During Thursday’s Wilmington City Council meeting, Mayor John Stanforth told attendees he received the call from U.S. Rep. Steve Stivers (OH-15th District) in regards to the ongoing issue with the Ohio Department of Natural Resources (ODNR) and the U.S. Army Corp of Engineers.
“I just had the best news that I’ve gotten since I’ve been mayor,” said Stanforth. “Steve Stivers had called me. So, we had finally have gotten somebody’s attention with authority on the way that Caesar Creek/Army Corps of Engineers has taken advantage of us.”
Stanforth quoted Stivers as saying, “They have screwed you over the last 50 years” and that Stivers will be serious in “holding their feet to the fire.”

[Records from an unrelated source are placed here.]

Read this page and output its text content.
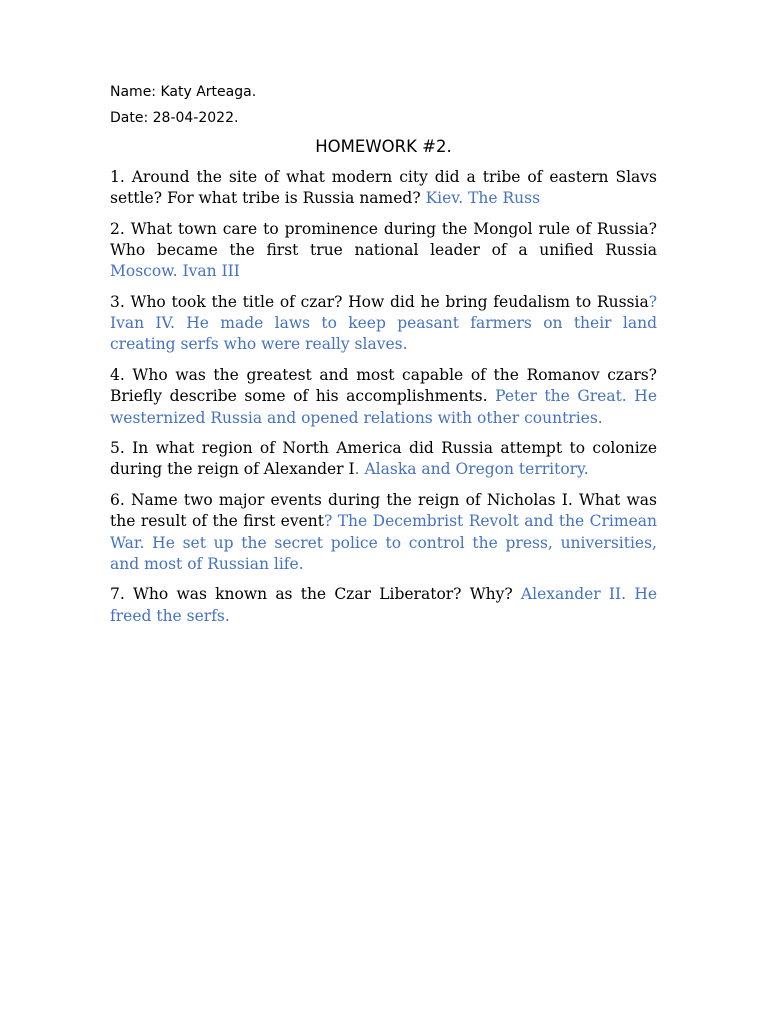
Name: Katy Arteaga.

Date: 28-04-2022.

HOMEWORK #2.

1. Around the site of what modern city did a tribe of eastern Slavs settle? For what tribe is Russia named? Kiev. The Russ

2. What town care to prominence during the Mongol rule of Russia? Who became the first true national leader of a unified Russia Moscow. Ivan III

3. Who took the title of czar? How did he bring feudalism to Russia? Ivan IV. He made laws to keep peasant farmers on their land creating serfs who were really slaves.

4. Who was the greatest and most capable of the Romanov czars? Briefly describe some of his accomplishments. Peter the Great. He westernized Russia and opened relations with other countries.

5. In what region of North America did Russia attempt to colonize during the reign of Alexander I. Alaska and Oregon territory.

6. Name two major events during the reign of Nicholas I. What was the result of the first event? The Decembrist Revolt and the Crimean War. He set up the secret police to control the press, universities, and most of Russian life.

7. Who was known as the Czar Liberator? Why? Alexander II. He freed the serfs.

Stanforth then gave credit to Safety/Service Director Brian Shidaker for this work with this.
“(Shidaker) was not taking no for an answer,” he said.
At the meeting, Shidaker described getting the phone call as “very exciting.”
Shidaker and other city officials had met with ODNR in Columbus last July about the ongoing issues with the contract between the city, the state and the U.S. Army Corps of Engineers.
Under the series of contracts, the city is required to pay 12.7 percent of the operations and maintenance costs related to the storage of water at Caesar Creek Lake, including labor-related costs. The Army Corps determines what costs are passed on and, until recently, provided no information on the specific expenses the annual bills cover.
The state’s only role in the contracts is to pass along bills from the Army Corps and payments from the city. The state retains none of the funds.
Because of the intervention of ODNR and Stivers, the city obtained 11 years of data containing thousands of expenses that were the basis of the operations and maintenance bills the city received over the years, Shidaker said.
A few of the items the city is contesting including bird seed, bedding for animals and many expenses related to the Visitors Center.